Отойдя в сторону от них, Алкиной неожиданно столкнулся с тремя богато одетыми людьми, приветствовавшими его небрежным кивком головы.
— Обожди немного, художник, — обратился к нему один из этих людей, — ты лучше, чем кто-нибудь другой, сможешь разрешить наш спор.
Алкиной остановился.
— Скажи нам, сын Эния Кадрида, — продолжал молодой эвпатрид, — сколько тысяч драхм присвоил себе из казны архэ приятель Перикла, пройдоха Фидий? Он, думается мне, не дешево взял с Перикла за свою статую богини Афины для храма в Акрополе?
Говорить с этими людьми о неподкупной честности, о благородстве великого ваятеля Фидия не имело смысла. И Алкиной ответил коротко:
— Афинские граждане всегда стояли за справедливость. Они не станут напрасно обвинять людей, преданных родине, в нечестных поступках!
Взволнованный и негодующий, Алкиной поспешил отойти от людей, не умевших ценить ничего, кроме денег и знатности рода.
— Как могло случиться такое, что наш художник затесался в толпу бездельников, да еще вступил в спор с ними? — с улыбкой спросил Пасион у подошедшего Алкиноя. — Я давно следил за гобой, мастер, — продолжал он, — и заметил, что эти люди чем-то взволновали и расстроили тебя. Признавайся-ка откровенно: почему ты не отчитал их, как они того заслуживают?

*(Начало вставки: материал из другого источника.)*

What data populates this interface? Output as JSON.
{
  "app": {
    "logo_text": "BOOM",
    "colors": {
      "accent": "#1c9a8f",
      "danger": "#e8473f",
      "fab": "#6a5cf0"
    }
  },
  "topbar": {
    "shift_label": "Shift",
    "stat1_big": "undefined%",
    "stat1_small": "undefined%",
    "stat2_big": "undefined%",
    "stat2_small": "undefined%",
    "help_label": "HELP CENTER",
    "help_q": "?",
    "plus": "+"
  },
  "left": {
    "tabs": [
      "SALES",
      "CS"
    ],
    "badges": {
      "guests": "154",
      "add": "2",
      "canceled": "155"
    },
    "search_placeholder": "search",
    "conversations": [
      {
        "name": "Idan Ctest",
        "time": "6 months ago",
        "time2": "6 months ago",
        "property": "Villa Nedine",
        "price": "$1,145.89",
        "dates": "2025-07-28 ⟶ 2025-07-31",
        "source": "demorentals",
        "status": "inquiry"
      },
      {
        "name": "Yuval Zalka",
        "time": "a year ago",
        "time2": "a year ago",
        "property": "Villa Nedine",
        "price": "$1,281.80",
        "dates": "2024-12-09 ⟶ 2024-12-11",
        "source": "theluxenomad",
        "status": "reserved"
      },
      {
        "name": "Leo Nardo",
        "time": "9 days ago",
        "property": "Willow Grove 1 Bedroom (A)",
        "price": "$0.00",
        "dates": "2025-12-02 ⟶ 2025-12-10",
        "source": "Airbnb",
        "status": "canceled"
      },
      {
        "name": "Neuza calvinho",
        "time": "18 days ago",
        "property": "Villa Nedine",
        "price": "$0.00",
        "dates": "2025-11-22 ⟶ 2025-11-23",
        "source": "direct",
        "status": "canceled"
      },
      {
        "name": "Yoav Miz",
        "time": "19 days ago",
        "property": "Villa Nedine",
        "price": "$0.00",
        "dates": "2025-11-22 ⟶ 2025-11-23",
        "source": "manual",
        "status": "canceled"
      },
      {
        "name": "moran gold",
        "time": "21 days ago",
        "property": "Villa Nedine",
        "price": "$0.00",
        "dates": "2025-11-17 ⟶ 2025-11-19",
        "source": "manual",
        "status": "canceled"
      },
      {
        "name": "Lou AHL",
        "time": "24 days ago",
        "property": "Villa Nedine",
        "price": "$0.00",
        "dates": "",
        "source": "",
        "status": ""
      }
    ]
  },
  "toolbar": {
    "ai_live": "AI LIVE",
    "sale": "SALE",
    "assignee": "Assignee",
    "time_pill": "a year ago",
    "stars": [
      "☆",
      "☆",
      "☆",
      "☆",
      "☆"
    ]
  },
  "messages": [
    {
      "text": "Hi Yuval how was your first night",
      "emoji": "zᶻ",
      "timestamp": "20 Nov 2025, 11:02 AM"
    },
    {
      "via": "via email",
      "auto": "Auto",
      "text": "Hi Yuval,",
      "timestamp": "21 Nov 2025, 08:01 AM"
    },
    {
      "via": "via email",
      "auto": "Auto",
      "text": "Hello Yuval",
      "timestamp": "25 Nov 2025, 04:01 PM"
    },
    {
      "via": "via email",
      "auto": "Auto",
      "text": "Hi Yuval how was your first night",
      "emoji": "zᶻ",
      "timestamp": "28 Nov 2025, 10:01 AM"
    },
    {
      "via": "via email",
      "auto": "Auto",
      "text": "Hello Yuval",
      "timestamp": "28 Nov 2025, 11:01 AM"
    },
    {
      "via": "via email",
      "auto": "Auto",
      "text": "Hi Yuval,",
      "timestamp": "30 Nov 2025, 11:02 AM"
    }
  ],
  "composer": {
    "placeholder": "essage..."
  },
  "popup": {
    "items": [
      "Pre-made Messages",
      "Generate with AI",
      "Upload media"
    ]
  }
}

Пожав плечами, Алкиной ничего не ответил горшечнику. Он все еще не мог прийти в себя от гнева.
Начавшаяся экклесия прервала разговор ремесленников. Поднявшись на камень, притан объявил решение суда о метэках Ясоне и Лисандре. Накануне в городе было так много разговоров о них, что присутствующие молча выслушали приговор и никто не захотел выступить публично.